II.1.5.2. Les cisterciens et les aménagements de sites

Les travaux hydrauliques permettant d’alimenter les abbayes cisterciennes peuvent montrer une certaine ampleur. Les exemples déjà cités de Cîteaux et de Clairvaux indiquent que les moines blancs n’hésitaient pas à engager des travaux d’adductions pouvant modifier la configuration hydrographique d’un lieu. Les moines de Cîteaux après plusieurs installations successives sur les vallées du Coindon et de la Vouge, décident finalement, vers 1212, de détourner la Sansfond qui coule à 10 kilomètres au nord de l’abbaye. Les travaux terminés en 1221 permettent de prélever l’eau d’un bassin-versant vers celui où est implantée l’abbaye. L’adduction nécessite la construction d’un pont-aqueduc, le pont des Arvaux qui permet de franchir le lit d’un autre cours d’eau, la Varange. Sur les 10 kilomètres de parcours, la dénivelée qui permet à l’eau de circuler n’est pas très importante étant située aux environs de 5 m. Cela fait une pente moyenne de l’ordre 0,5 mm/m.

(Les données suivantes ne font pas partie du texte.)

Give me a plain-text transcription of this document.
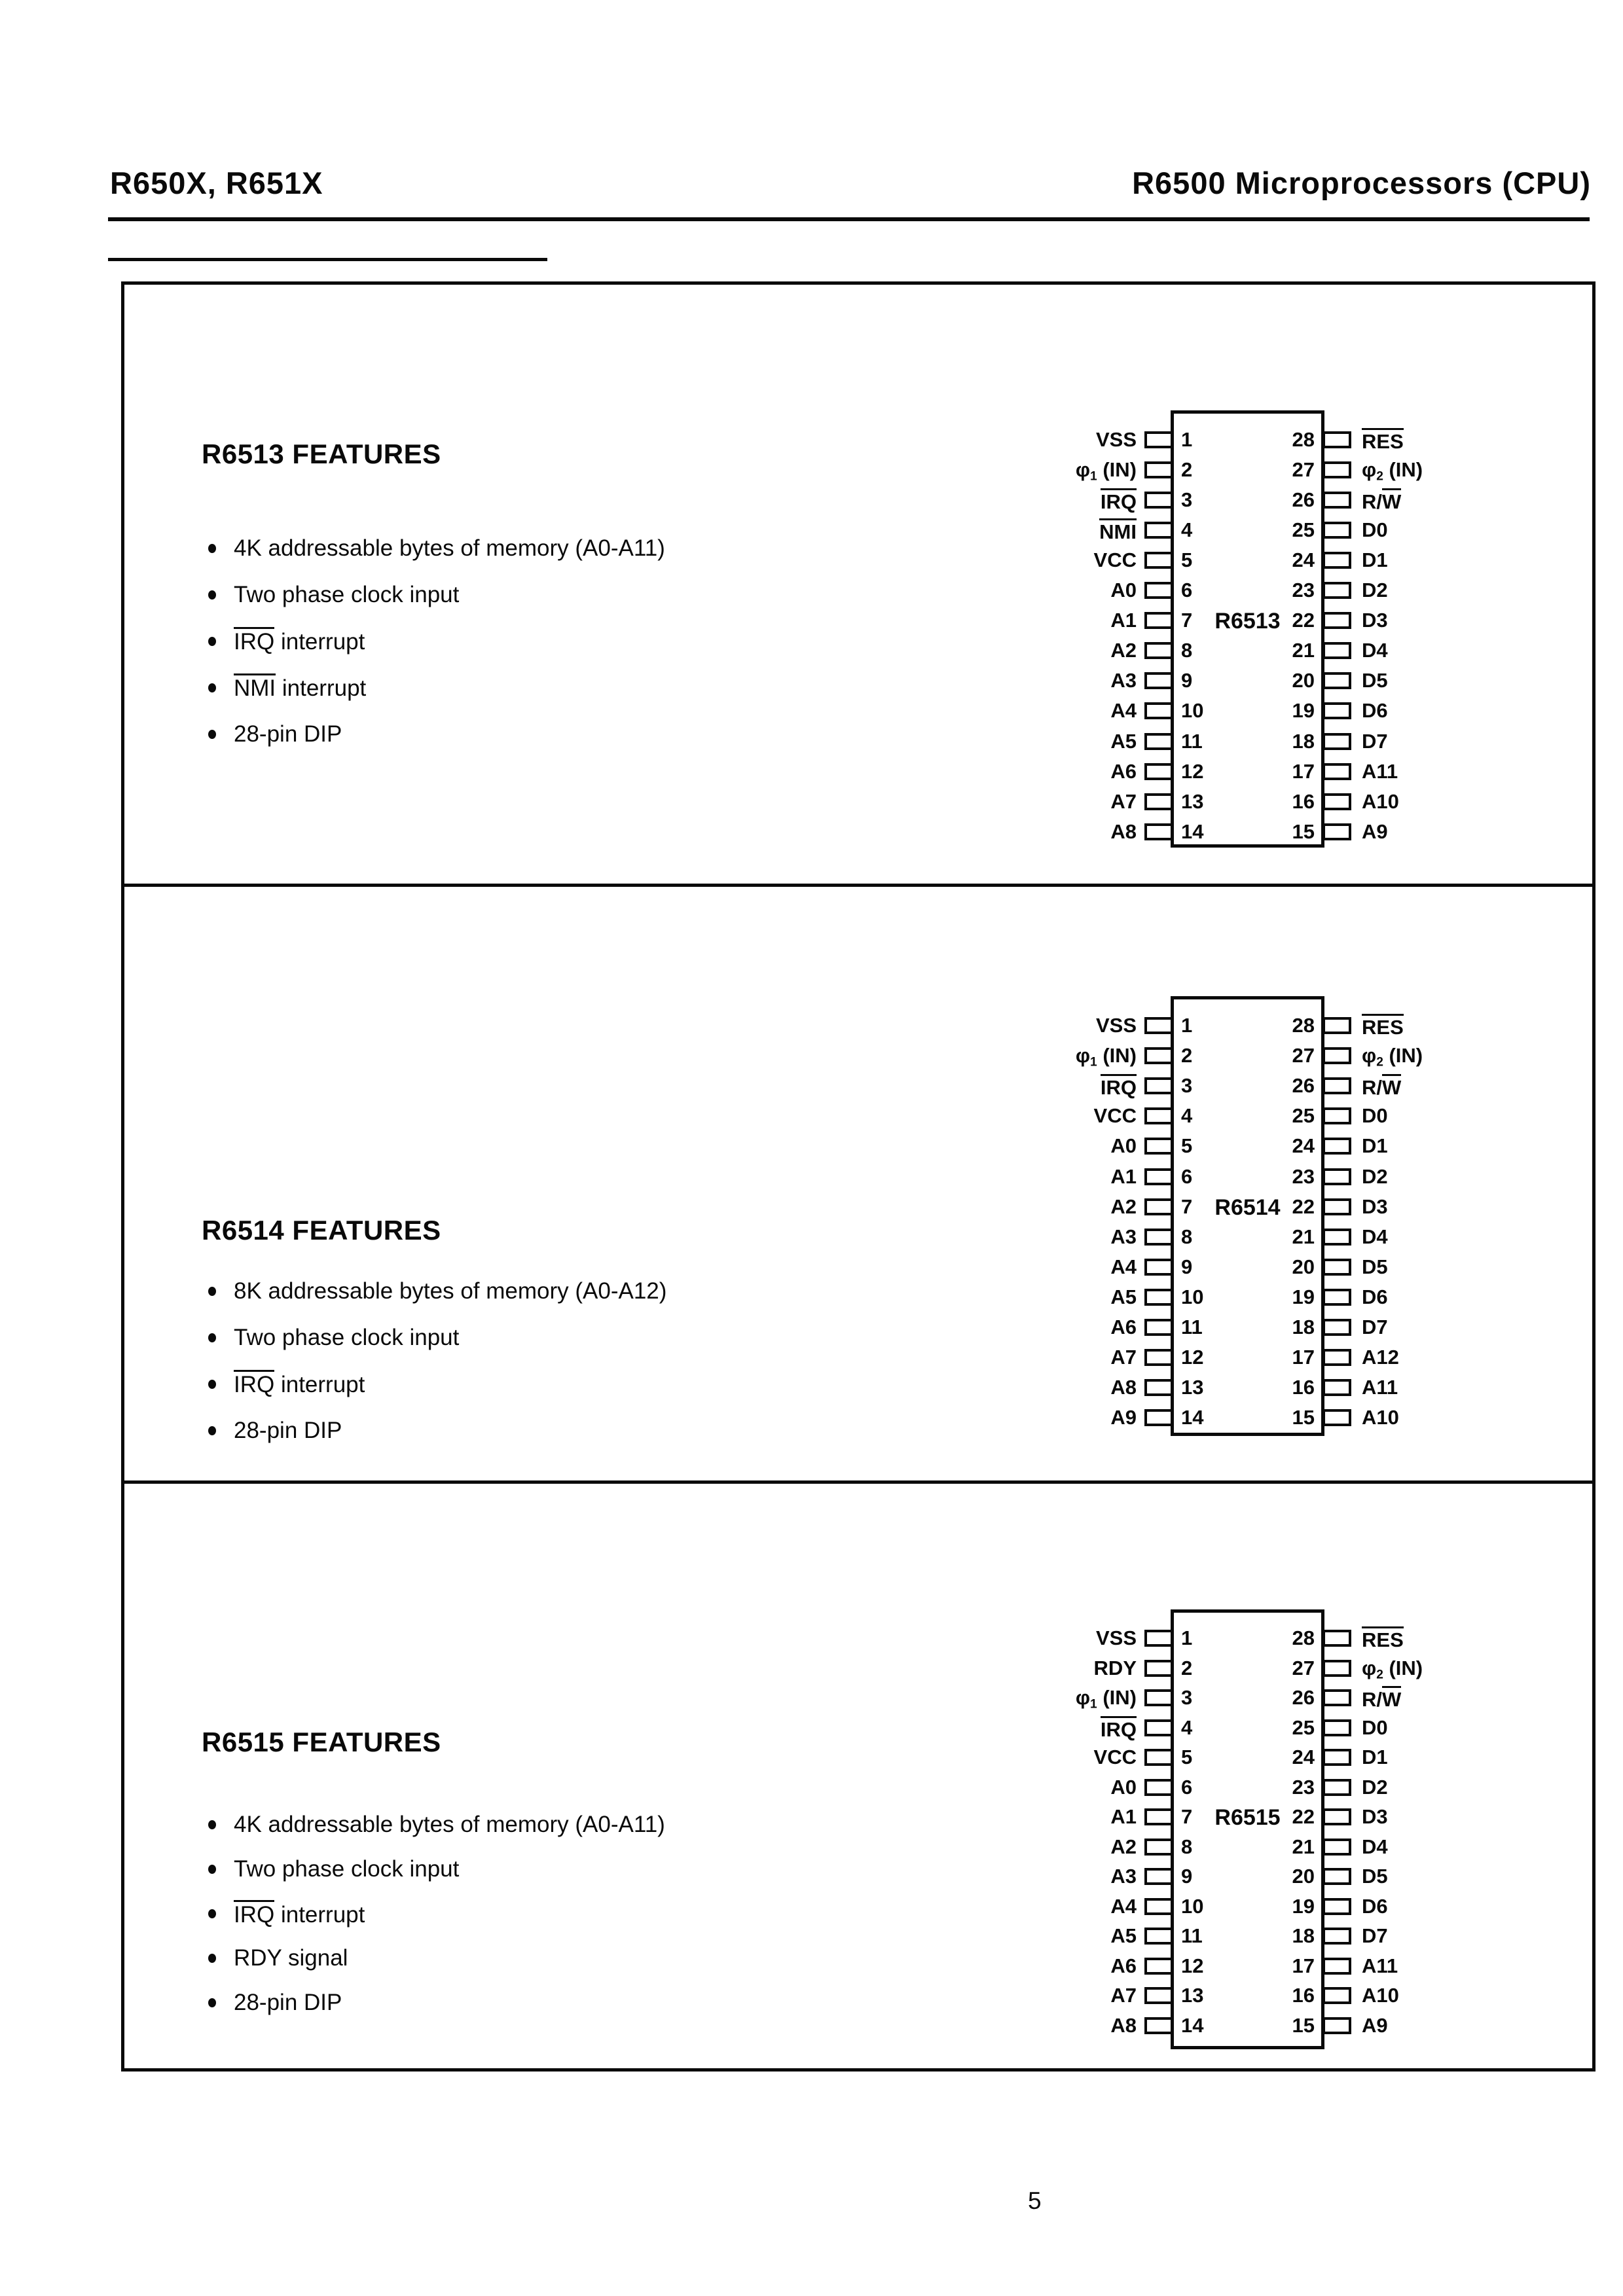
R650X, R651X	R6500 Microprocessors (CPU)
R6513 FEATURES
4K addressable bytes of memory (A0-A11)
Two phase clock input
IRQ interrupt
NMI interrupt
28-pin DIP
R6513
VSS 1	28 RES
$\varphi_1$ (IN) 2	27 $\varphi_2$ (IN)
IRQ 3	26 R/W
NMI 4	25 D0
VCC 5	24 D1
A0 6	23 D2
A1 7	22 D3
A2 8	21 D4
A3 9	20 D5
A4 10	19 D6
A5 11	18 D7
A6 12	17 A11
A7 13	16 A10
A8 14	15 A9
R6514 FEATURES
8K addressable bytes of memory (A0-A12)
Two phase clock input
IRQ interrupt
28-pin DIP
R6514
VSS 1	28 RES
$\varphi_1$ (IN) 2	27 $\varphi_2$ (IN)
IRQ 3	26 R/W
VCC 4	25 D0
A0 5	24 D1
A1 6	23 D2
A2 7	22 D3
A3 8	21 D4
A4 9	20 D5
A5 10	19 D6
A6 11	18 D7
A7 12	17 A12
A8 13	16 A11
A9 14	15 A10
R6515 FEATURES
4K addressable bytes of memory (A0-A11)
Two phase clock input
IRQ interrupt
RDY signal
28-pin DIP
R6515
VSS 1	28 RES
RDY 2	27 $\varphi_2$ (IN)
$\varphi_1$ (IN) 3	26 R/W
IRQ 4	25 D0
VCC 5	24 D1
A0 6	23 D2
A1 7	22 D3
A2 8	21 D4
A3 9	20 D5
A4 10	19 D6
A5 11	18 D7
A6 12	17 A11
A7 13	16 A10
A8 14	15 A9
5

C’est un véritable exploit en matière d’arpentage dont les résultats pourraient faire la fierté d’un ingénieur d’aujourd’hui. En revanche, dans son parcours entre l’abbaye et la Vouge, l’eau canalisée chute de 9 m car elle doit parcourir le coteau où se trouve construit le monastère297 (fig. 45).

Le site d’Obazine est aussi l’objet de travaux exceptionnels permettant aux moines de bénéficier d’eau en quantité. Le relief très accidenté de la vallée du Coyroux rend difficile la mise en eau du site qui se trouve du fait de sa position dominante à l’écart de toute rivière. Les moines vont répondre à ce problème en construisant un canal le long du flanc nord-est de la gorge où coule le torrent. La prise d’eau est placée sur le cours d’eau à près de 1 700 m de l’abbaye. La dénivellation entre le captage et le site d’utilisation est de 70 m. Dans le monastère, l’eau alimentait les latrines, le vivier, puis deux moulins (fig. 45). L’aspect le plus étonnant du dispositif tient à sa construction. D’une profondeur de 0,60 m pour une largeur de 1,20 m en moyenne, l’aqueduc est bâti contre le versant selon diverses solutions qui permettent une adaptation de l’ouvrage à un relief accidenté. Une partie du canal est construite en encorbellement au-dessus du vide. Dans le cas de gros obstacles situés sur le trajet de l'amenée, les moines ont, soit contourné la masse rocheuse en plaçant le canal sur un mur taluté, soit excavé une roche d’origine métamorphique difficile à tailler. Sur l’ensemble de son parcours, la dénivelée de la conduite est simplement de 8 m. À proximité du monastère, l’eau termine sa course en dévalant une pente de près de 60 m298.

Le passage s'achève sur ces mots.